7 thoughts on ““Guam’s first Coast Guard Fast Response Cutter arrives at Apra Harbor” –D14

    • I have read it. I was considering what to do with it. Frankly the only thing I thought worth talking about was the title, “The US Coast Guard should Guard the US Coast.” I think that is the expectation of the average American. That they assume that is what we do, but really we don’t, and we are not prepared to do it. When something does happen, I expect a great many American are going to ask, “Where was the Coast Guard?”

    • I read this article. Poorly written and mean-spirited, it left me aghast.

      All that being said, the point that the Coast Guard should more squarely focus on defending the US coasts is a good one.

  1. https://content.govdelivery.com/accounts/USDHSCG/bulletins/2d25a45

    News Release
    U.S. Coast Guard 14th District Hawaii and the Pacific

    Coast Guard Cutter delivers emergency supplies to Palau following Typhoon Surigae

    SANTA RITA, Guam — The crew of the Coast Guard Cutter Myrtle Hazard (WPC 1139) delivered emergency supplies including water and food to the island of Kayangel, Saturday.

    The mission was in response to a national emergency declared by President Surangel Whipps Jr. of Palau after Typhoon Surigae devastated the region last week.

    “Today, our crew had a unique opportunity to conduct one of the most satisfying missions the United States Coast Guard is known for, humanitarian aid,” said Petty Officer 2nd Class Andrew Johnson, a coxswain aboard the Myrtle Hazard. “We were extremely excited to be able to offer help, which for a small island such as Kayangel makes a major impact.
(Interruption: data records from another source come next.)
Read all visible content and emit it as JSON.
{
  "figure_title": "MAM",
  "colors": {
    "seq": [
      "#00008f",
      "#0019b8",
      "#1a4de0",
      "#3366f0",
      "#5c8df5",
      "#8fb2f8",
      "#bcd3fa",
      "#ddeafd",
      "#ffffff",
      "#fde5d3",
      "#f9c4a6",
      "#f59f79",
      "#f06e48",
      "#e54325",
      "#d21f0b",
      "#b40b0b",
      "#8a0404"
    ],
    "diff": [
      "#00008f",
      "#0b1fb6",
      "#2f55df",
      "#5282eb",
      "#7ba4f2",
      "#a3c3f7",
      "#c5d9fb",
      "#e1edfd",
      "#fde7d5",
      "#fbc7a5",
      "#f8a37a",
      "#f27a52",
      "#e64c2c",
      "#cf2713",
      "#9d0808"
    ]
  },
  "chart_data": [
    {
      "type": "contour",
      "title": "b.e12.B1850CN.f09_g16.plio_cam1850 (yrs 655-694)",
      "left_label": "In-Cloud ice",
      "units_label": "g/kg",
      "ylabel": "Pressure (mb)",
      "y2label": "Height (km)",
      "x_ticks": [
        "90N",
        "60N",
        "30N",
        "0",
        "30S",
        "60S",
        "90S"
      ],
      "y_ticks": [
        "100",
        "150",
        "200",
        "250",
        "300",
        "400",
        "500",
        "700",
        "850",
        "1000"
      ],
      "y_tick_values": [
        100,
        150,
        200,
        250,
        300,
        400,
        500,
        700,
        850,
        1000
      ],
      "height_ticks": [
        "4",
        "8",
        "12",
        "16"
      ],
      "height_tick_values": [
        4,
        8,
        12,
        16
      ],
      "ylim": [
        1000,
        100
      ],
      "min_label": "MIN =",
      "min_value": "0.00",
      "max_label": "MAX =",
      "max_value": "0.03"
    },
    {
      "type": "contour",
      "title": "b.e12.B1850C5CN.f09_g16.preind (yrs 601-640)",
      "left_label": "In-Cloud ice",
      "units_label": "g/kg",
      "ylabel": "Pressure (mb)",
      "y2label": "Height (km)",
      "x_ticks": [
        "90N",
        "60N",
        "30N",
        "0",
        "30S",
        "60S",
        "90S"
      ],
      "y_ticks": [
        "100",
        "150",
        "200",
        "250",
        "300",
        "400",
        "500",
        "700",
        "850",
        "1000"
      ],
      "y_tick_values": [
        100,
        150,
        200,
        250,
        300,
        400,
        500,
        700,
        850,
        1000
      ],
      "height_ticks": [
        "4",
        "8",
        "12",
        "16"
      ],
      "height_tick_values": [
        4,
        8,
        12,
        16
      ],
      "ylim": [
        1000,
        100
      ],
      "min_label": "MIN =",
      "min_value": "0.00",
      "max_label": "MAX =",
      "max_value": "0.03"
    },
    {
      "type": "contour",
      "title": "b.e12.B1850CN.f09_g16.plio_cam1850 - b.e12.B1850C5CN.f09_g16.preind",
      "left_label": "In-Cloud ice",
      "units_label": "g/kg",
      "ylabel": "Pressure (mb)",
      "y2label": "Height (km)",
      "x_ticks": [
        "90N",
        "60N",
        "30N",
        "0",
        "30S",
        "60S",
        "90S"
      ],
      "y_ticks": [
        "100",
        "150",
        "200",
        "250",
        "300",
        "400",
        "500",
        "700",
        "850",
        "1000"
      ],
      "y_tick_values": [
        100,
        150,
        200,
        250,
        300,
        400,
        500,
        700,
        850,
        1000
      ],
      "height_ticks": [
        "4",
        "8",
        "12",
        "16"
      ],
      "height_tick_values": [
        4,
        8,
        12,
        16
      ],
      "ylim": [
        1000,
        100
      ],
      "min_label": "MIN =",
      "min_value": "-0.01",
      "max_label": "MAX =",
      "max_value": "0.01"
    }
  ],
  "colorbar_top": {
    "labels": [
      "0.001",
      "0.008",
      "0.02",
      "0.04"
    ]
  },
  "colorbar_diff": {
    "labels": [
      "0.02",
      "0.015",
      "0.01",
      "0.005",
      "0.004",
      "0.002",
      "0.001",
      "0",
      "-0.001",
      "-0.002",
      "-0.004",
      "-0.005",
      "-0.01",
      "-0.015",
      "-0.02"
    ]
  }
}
I am proud I was able to be a part of it.”

    Last week the slow moving typhoon made landfall in Palau bringing significant rainfall and heavy winds. The storm caused flooding and resulted in damage to homes and properties throughout the islands.

    On April 18, the president of Palau declared a national emergency and made an official request to the United States embassy for assistance. Capt. Christopher Chase, commander, Coast Guard Sector Guam and Ambassador John Hennessey-Niland, U.S. Embassy Koror, spoke by phone and determined what supplies were needed and the best method to deliver them.

    At the time the Myrtle Hazard’s crew was conducting an illegal, unreported and unregulated fisheries patrol north of Guam and was recalled back to homeport for the humanitarian mission.

    On Guam, supplies were being donated and collected by a number of different organizations including the Chief Petty Officers Association Marianas Chapter, the U.S Naval Base Chapel, the Orotte Commissary, the Ngaraad Club of Guam, the Kayangel Club of Guam, and the Guam Paluan community.

    The cutter then departed Guam for the 800 nautical mile transit to Palau with the supplies.

    Upon arriving in Palau the crew worked closely with the government and the U.S. embassy to coordinate a safe, contactless transfer of the supplies to Kayangel and to ensure the safety of both the people of Palau and the cutters crew while conserving the nation’s vital medical supplies.

    “It’s a rewarding mission to deliver aid whenever required,” said Lt. Tony Seleznick, the Myrtle Hazard’s commanding officer. “This operation exemplified the great partnership between the U.S. and the Republic of Palau. The crew of Myrtle Hazard performed excellently and highlighted why the U.S. Coast Guard is the world’s best Coast Guard.”